-
Set up NeMo Framework Container
This makes a few environment variable modifications to the nvcr.io/nvidia/nemo:23.11.framework container, and submits a Slurm job to copy the framework launcher scripts and a few other auxiliary files into your working directory.
sbatch setup_nemo.sh
-
Install NeMo Framework Requirements
We suggest using a virtual environment, and this installs the necessary components to submit jobs using the NeMo framework.

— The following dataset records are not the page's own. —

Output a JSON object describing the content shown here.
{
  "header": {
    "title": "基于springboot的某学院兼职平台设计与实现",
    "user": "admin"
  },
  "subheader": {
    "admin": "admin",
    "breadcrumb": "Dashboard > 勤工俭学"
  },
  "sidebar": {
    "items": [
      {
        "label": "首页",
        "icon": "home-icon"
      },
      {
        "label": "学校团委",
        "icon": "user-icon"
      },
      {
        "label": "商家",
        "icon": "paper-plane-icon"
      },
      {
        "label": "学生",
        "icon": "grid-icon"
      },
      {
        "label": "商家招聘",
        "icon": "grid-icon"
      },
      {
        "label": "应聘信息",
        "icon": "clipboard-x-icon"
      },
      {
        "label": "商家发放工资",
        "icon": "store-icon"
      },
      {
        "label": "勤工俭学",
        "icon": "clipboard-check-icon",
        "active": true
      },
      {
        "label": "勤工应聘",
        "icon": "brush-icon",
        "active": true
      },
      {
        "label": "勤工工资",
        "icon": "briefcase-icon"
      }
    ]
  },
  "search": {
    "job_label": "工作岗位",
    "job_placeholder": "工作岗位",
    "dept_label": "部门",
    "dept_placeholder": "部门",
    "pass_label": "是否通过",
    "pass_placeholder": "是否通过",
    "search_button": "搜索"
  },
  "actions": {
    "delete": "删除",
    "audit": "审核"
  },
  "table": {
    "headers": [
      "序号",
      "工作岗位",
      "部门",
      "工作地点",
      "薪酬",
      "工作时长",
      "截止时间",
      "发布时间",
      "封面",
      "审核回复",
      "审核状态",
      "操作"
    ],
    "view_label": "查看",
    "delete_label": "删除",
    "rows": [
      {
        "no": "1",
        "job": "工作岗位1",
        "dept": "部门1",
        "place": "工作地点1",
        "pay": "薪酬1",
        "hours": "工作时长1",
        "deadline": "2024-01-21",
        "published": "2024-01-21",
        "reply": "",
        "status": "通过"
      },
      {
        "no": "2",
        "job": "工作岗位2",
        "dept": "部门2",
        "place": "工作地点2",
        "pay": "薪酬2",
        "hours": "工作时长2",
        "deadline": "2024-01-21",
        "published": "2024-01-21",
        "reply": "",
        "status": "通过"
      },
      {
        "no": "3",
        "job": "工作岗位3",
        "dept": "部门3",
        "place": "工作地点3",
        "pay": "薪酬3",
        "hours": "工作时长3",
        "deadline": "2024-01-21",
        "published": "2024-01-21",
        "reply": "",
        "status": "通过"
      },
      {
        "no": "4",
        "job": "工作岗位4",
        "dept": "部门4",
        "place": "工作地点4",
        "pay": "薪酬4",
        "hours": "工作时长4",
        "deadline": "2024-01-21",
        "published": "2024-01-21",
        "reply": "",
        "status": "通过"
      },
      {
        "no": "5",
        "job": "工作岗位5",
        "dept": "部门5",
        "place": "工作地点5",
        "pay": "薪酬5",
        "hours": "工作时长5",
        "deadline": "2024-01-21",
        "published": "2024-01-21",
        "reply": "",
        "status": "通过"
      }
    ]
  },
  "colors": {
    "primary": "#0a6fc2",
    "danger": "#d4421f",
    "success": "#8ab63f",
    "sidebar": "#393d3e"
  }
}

python3 -m venv env source env/bin/activate pip install -r requirements.txt # Copied from the NeMo Framework Container earlier
-
Run an example NeMo Framework Pre-Training
This will run an example of training a 5B parameter GPT3 model for 10 steps using mock data as the input.
cd launcher_scripts mkdir data python main.py \ launcher_scripts_path=${PWD} \ stages=[training] \ env_vars.TRANSFORMERS_OFFLINE=0 \ container=../nemofw+tcpx-23.11.sqsh \ container_mounts='["/var/lib/tcpx/lib64","/run/tcpx-\${SLURM_JOB_ID}:/run/tcpx"]' \ cluster.srun_args=["--container-writable"] \ training.model.data.data_impl=mock \ training.model.data.data_prefix=[] \ training.trainer.max_steps=10 \ training.trainer.val_check_interval=10 \ training.exp_manager.create_checkpoint_callback=False
This will submit a pre-training job to your Slurm cluster. Once it starts, you will see results appearing in
results/gpt3_5b/
. For this example, the job should only take a few minutes.
Now that you've run an example training workload, you may find it preferable to customize conf/cluster/bcm.yaml, conf/config.yaml, and the training configuration file of your choosing as opposed to using command line arguments. For real training workloads you'll also want to use real data, as opposed to the mock datasets used here, and explore all tuning and configurations parameters for your use case through the NeMo Framework.